Learning to Grow

Bicentennial Podcast

Founders & Futurists

Discover our healthcare visionaries and imagine the possibilities ahead as MCPHS celebrates its Bicentennial.

About Founders & Futurists
Evolution With Vision

Learning to Grow

As the 20th century dawned, research and advances – such as the discovery of modern antibiotics – began to set the stage for a major disruption in healthcare.


Breakthroughs Bring Change

Scientists started to unravel the mysteries of the body, and outdated ideas about disease were replaced by a better understanding of how people could be treated. The more scientists learned, the more knowledge the College was able to pass on to students.

The pace of innovation increased exponentially in the second half of the century, beginning with key breakthroughs such as the discovery of DNA and the first organ transplant in the 1950s. As a result, healthcare grew increasingly complex and a wide range of new specialties emerged, creating a need for more training and collaboration. 

In response, the College embraced sustainable expansion and diversification of people, programs, and opportunities within the health and life sciences fields. Initiatives such as our continuing education programs began to emerge. 


How has MCPHS grown and changed over the last 40 years?

In 1979, the name of our institution was changed to Massachusetts College of Pharmacy and Allied Health Sciences, and we were awarded additional degree-granting authority. The shape of things to come took on a new level of meaning when our flagship campus in Boston became residential in the mid-1990s.

Inspired by former President Charles Monahan’s mantra, “You have to grow,” the University’s expansion accelerated, coinciding with another name change to Massachusetts College of Pharmacy and Health Sciences in 1999. A period of breathtaking growth followed, transforming MCPHS into one of the most comprehensive independent health- and life-sciences universities in the world.

Diversification was key. As we started getting some momentum, the success built on itself and we added new campuses, new programs, new employees, new facilities, and we got into a growth mode that really took off over the course of the last 25 years.

Richard J. Lessard | President of MCPHS


Notable milestones during this period include:

1999 – Academic Affairs is reorganized according to a strategic plan, and new units and schools are created, including the School of Arts and Sciences. The same year, MCPHS also purchases and begins to renovate the vacant Albert Spencer Lowell building in Worcester near two medical centers.

2000 – First building of the Worcester campus opens at 19 Foster Street, housing an auditorium, classrooms, labs, a library, computer lab, student lounge, and study space. 

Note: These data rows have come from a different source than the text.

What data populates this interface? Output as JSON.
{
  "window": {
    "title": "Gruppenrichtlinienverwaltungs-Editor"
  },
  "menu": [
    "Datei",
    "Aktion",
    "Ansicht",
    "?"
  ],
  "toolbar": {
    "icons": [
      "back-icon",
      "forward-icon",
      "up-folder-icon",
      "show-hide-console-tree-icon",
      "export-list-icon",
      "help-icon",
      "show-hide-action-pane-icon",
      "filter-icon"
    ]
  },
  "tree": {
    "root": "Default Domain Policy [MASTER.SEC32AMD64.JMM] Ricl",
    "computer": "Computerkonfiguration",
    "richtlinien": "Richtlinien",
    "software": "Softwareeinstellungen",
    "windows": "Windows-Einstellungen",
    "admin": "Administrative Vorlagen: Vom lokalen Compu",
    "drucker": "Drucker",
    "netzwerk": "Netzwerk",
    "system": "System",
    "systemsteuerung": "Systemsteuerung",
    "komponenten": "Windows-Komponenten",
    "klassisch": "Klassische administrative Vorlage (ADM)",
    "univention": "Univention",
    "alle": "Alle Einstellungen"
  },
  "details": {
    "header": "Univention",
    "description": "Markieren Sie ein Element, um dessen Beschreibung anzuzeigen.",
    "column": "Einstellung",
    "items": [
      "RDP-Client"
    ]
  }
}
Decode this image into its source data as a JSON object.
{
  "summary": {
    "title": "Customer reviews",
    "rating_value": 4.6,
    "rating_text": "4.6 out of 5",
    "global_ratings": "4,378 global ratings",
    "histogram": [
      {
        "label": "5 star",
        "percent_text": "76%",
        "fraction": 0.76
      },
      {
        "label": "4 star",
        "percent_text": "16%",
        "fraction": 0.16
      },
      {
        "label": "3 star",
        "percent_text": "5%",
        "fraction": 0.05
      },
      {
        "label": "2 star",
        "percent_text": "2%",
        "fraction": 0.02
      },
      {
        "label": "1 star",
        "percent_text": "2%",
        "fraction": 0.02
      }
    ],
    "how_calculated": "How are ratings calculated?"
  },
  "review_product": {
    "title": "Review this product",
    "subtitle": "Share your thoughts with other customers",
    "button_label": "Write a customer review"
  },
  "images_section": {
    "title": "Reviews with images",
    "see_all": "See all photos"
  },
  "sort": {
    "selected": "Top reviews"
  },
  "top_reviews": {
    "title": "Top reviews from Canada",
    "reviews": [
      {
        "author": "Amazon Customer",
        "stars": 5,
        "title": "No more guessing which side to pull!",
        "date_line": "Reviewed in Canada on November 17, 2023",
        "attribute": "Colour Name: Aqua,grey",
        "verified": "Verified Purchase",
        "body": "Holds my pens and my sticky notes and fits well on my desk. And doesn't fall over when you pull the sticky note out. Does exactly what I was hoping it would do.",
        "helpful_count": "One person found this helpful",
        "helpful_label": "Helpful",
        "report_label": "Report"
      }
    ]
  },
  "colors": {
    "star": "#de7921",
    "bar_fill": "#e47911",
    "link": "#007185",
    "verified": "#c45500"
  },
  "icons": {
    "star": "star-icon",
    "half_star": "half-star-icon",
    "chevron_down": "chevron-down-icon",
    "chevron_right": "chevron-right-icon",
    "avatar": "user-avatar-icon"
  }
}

The opening of our Worcester campus in 2000 marked a major milestone for MCPHS

2002 MCPHS expands to Manchester, NH when the University assumes responsibility for Notre Dame College’s Physician Assistant Studies Program upon its closing. MCPHS also acquires the Forsyth School for Dental Hygienists, which was founded in early 1900s.

2003 – New building at 1260 Elm Street opens to students in Manchester.

2005 – Living and Learning Center – later renamed for Thomas Henry Borysek – opens in Worcester. It includes admin and faculty offices, classrooms, a tech center, patient assessment and simulation labs, and six floors of suite-style housing.

2007 – School of Nursing, School of Physician Assistant Studies, and School of Radiologic Sciences (later renamed the School of Medical Imaging and Therapeutics) are established, building on many years of University programming in these fields. Construction also begins on the 6-story Richard E. Griffin Academic Center on Huntington Avenue in Boston, which will significantly increase the University’s footprint.

2008 – Purchase and renovation of 40 Foster Street in Worcester to include smart classrooms, an auditorium, and a street-level lab with a model pharmacy.

2011 – School of Physical Therapy is developed on the MCPHS Worcester campus.

2012 School of Optometry is founded at MCPHS Worcester campus, with classes beginning in in state-of-the-art teaching facilities with cutting-edge equipment. The campus features the Eye and Vision Center and 10 Optical retail store, which serve the local community.


MCPHS has added programs in a wide variety of fields over the last 25 years.

2015 – MCPHS acquires the New England School of Acupuncture, a leader in acupuncture education and the oldest school of acupuncture in the United States.

2017 – Brant Hub formally dedicated in Manchester, expanding the footprint of MCPHS in the city.

2018 – School of Professional Studies founded to help MCPHS bring its vast educational offerings to adult learners and working professionals. The University establishes the School of Healthcare Business the same year, with programs designed to empower leaders across the healthcare field.

2019 – Occupational therapy programs move under a new School of Occupational Therapy.


What external trends influenced the rapid evolution of MCPHS?

As we added programs in fields ranging from dental hygiene to optometry to acupuncture, we were also able to create unique interprofessional practice and education (IPE) experiences for students. Team-based care was becoming industry best practice, and we were on the forefront of preparing healthcare professionals to thrive in a collaborative environment.